What were my aims and have I achieved them?
My aims were to carry out a series of test shots to prove Inverse Square Law. I achieved these aims as I tested out this theory ten times but came to the conclusion that other factors such as lighting can affect the success of the tests. The best results were achieved outside were the light composition remained relatively the same during the photo shoot thus proving the theory.
What have I done?
I carried out a series of research led test shots to either prove or disprove inverse square law and additionally I examined the likelihood that lighting (and backdrop) plays an important part on the success or failure of a shoot when trying to prove the theory.
Test Shots for Inverse Square Law 1
See description for technical information
Test Shots for Inverse Square Law 2
Camera shake and poor lighting conditions again are a problem.

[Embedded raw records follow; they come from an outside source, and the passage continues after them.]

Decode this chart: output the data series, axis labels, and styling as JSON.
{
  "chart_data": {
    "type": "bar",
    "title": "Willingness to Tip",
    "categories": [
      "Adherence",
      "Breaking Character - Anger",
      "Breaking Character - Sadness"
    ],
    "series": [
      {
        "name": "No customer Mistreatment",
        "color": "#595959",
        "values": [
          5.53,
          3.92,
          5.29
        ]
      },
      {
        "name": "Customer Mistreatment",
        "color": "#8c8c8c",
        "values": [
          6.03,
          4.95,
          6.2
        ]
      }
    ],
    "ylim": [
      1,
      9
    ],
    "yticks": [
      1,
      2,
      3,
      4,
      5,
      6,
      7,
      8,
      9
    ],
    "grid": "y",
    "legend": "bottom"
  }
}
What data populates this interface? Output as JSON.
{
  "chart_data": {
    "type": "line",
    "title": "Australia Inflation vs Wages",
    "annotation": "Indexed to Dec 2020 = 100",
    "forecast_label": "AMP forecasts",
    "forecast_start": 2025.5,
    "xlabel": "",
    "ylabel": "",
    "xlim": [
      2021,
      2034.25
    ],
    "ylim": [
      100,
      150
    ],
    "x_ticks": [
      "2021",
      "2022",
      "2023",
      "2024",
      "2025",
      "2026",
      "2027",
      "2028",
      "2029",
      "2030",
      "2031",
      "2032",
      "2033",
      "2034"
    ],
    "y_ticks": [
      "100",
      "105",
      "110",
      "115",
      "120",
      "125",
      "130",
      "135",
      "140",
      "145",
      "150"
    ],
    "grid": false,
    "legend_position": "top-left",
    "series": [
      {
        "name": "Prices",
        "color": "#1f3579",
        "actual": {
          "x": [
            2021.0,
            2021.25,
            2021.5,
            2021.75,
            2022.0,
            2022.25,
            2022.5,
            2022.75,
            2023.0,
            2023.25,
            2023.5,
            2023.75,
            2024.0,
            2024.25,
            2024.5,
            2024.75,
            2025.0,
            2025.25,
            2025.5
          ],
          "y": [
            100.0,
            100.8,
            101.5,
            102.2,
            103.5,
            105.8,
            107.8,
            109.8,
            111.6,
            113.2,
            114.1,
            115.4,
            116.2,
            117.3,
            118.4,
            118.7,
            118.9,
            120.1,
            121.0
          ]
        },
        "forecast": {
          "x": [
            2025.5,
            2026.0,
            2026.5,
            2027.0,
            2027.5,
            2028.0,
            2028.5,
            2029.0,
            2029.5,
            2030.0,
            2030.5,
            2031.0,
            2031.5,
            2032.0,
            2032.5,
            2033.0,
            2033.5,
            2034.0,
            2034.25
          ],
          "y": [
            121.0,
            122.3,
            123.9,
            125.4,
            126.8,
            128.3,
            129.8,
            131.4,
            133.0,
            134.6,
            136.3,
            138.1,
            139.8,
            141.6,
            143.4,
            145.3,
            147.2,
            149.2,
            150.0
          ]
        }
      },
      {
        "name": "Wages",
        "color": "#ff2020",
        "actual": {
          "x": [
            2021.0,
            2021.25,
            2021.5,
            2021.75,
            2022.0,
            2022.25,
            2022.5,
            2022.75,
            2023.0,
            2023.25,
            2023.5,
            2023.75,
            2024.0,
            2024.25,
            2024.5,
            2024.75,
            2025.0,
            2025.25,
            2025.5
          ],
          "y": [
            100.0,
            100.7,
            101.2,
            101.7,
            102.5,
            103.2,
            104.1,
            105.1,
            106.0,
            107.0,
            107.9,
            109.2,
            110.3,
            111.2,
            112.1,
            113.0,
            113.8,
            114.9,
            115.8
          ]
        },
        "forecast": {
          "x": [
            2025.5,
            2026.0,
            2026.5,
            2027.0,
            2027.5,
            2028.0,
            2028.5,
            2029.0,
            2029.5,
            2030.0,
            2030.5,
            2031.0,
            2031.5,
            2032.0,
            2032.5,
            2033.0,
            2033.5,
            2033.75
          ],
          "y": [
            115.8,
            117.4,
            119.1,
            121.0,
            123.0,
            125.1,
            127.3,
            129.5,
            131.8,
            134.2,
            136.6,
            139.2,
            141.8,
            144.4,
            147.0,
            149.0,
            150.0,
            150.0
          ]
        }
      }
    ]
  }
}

I needed to experiment further to achieve my aims.
Test Shots for Inverse Square Law 3
Exposure and the Law is affected by reflections from the light coming from the doors above and the reflections in the paint work. The best image is the first which proves the law to be true.
Conclusion Part One:
I need to practice/experiment more to test out the theory. (see test shots 4, 5 etc) for inverse square law
Test Shots for Inverse Square Law 4
Test Shots for Inverse Square Law 5
Test Shots for Inverse Square Law 6
Test Shots for Inverse Square Law 7
Test Shots for Inverse Square Law 8
Test Shots for Inverse Square Law 9
Test Shots for Inverse Square Law 10
ADVANCED TECHNIQUES & PROCESSES 2A
Research into Inverse Square Law
In technical terms, inverse square law is defined as ‘’any physical law stating that some physical quantity or strength is inversely proportional to the square of the distance from the source of that physical quantity.’’
The law itself applies to lighting in photography which demonstrates how light works over distance and why the distance between your light source and your subject is so important.
According to the law, the power of the light will be inversely proportional to the square of the distance. So, if we take a distance of 2 and square it, we get 4, the inverse of which would be ¼ or rather, a quarter of the original power – not half.
Moving our subject 3 meters from the light (3* 3 = 9, so 1/9) the power of our light source now becomes 1/9th of what it originally was.
Moving 5ft away from the subject and correctly exposing at f/22 would therefore mean that:
The level of light is reduced to ¼ so the aperture now is f/11
Moving 10ft away from the subject and correctly exposing at f/22 would therefore mean that:
The level of light is reduced to 1/9th so the aperture now is f/5.6
Light at 2x the distance is ¼ so you would need 4x more light to compensate (2 stops)
Light at 3x the distance is 1/9 so you would need 4x more light to compensate (8x is 3 stops)
Light at 4x the distance is 1/16 so you would need 4x light to compensate (4 stops)
What have I got out of it?
My investigations at times did not uphold the inverse square law. (See photographs above). However, the changes in lighting conditions and narrow stairwells etc will have contributed to the overall proof of the theory.
The triptych and set of four reveal 5ft, 10ft on the same setting and 10ft compensated by 2 stops (as the inverse square law dictates) some appear to be true to the theory, others not. Some lighting conditions have only been reduced by stopping down to a quarter or to one and a half stops. Proving that the principles of the law apply, but they are there as a guide only and compsenatory adjustments will need to be made to take account of a loss or gain of light from other known or unknown sources.
What is next?
I have carried out ten separate experiments using a variety of locations and lighting conditions I have been able to gain experience and will implement the procedure and technical approach in my future photography.